Cloning and characterization of novel GT-mismatch DNA binding protein

• Project/Area Number: 16590248
• Research Category: Grant-in-Aid for Scientific Research (C)
• Allocation Type: Single-year Grants
• Section: 一般
• Research Field: Pathological medical chemistry
• Research Institution: Nagasaki University
• Principal Investigator: NAKAMURA Michio Nagasaki University, Institute of Tropical Medicine, Professor, 熱帯医学研究所, 教授 (30091276)
• Project Period (FY): 2004 – 2005
• Project Status: Completed (Fiscal Year 2005)
• Budget Amount: ¥3,500,000 (Direct Cost: ¥3,500,000); Fiscal Year 2005: ¥900,000 (Direct Cost: ¥900,000); Fiscal Year 2004: ¥2,600,000 (Direct Cost: ¥2,600,000)
• Keywords: GT mismatch DNA / Specific DNA sequence / Affinity chromatography / DNA修復

Research Abstract

We aimed to identify and characterize nGTBP, a novel GT-mismatch binding protein that specifically binds to TRTRNB(R ; G or hypoxanthine mispaired with T) with a high affinity (Takata-Yahiro, M et al.(2003) : Tohoku J.Exp.Med.).
1. In order to determine a partial amino acid sequence of nGTBP by LC/MS/MS, the following procedure was tentatively established : 30Kg ultracentrifugation of nuclear extracts of HL60-c-15→Superose→heparin column ( 2 M KCl elution)→GC-match affinity column (flow through)→GT-mismatch affinity column.
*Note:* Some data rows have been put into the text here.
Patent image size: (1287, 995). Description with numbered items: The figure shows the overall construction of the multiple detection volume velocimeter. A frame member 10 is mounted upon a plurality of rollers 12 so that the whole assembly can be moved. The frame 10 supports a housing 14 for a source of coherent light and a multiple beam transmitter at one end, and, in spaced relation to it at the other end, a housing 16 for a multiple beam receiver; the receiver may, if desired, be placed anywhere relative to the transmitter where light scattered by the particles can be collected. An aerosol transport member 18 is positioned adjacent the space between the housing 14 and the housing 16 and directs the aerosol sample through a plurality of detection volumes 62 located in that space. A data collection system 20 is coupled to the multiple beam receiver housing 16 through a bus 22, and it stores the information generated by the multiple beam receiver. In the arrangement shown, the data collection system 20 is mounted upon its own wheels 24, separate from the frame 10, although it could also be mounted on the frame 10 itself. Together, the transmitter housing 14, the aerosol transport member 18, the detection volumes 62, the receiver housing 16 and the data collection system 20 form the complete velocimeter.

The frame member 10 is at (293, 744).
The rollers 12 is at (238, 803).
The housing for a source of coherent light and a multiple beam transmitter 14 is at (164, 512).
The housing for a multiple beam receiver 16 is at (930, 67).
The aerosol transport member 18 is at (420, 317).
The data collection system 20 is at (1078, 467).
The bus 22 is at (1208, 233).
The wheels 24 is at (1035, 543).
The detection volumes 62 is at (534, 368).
No protein bands specific to GT-mismatch probe were, however, found in SDS-PAGE. I, therefore, shifted my experiment to the molecular cloning of nGTBP.
2. A South-western screening was established using a 14-mer probe identical to bp-183〜-170 of CYBB with a GT-mismatch at-177. No definitively positive clones were, however, obtained from 3.6x10^7 clones, suggesting two possibilities ; one is poor quality of the library, and the other dull screening condition. The latter was overcome by using the high concentration of a probe of 3 x 20 mer identical to bp-187〜-168 with a GT-mismatch at-177) under the mild KCl concentration.
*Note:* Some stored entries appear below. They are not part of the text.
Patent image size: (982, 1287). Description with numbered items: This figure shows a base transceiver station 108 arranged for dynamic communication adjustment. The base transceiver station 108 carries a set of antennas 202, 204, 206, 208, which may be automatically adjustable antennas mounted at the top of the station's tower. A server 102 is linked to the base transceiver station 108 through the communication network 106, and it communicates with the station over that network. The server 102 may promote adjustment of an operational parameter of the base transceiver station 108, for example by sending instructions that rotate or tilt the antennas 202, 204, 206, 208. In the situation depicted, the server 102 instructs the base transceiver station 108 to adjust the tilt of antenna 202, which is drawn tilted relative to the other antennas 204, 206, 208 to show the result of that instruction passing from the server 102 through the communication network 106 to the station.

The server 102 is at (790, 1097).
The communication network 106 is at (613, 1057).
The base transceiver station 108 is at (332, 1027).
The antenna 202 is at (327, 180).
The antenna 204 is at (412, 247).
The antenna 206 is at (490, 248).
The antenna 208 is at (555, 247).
3. More than 6 x 10^7 clones were screened by using the method mentioned above, and were obtained 125 apparently positive clones. None of reproducible 75 clones was, however, specific to GT-mismatched probe.
4. All insert sequences of 15 reproducible clones had identical to the coding sequence for YB-1, a transcriptional protein, suggesting the screening procedure is sufficiently sensitive if non-specific binding of YB-1 is avoided. It may be done by using YB-1 specific DNA. Human cerebral library is now being screened.
5. Two-dimentional electrophoresis of the nuclear extract was successfully adapted to a South-western blotting, re-emerging the possibility of the partial amino acid sequence determination of nGTBP by LC/MS/MS.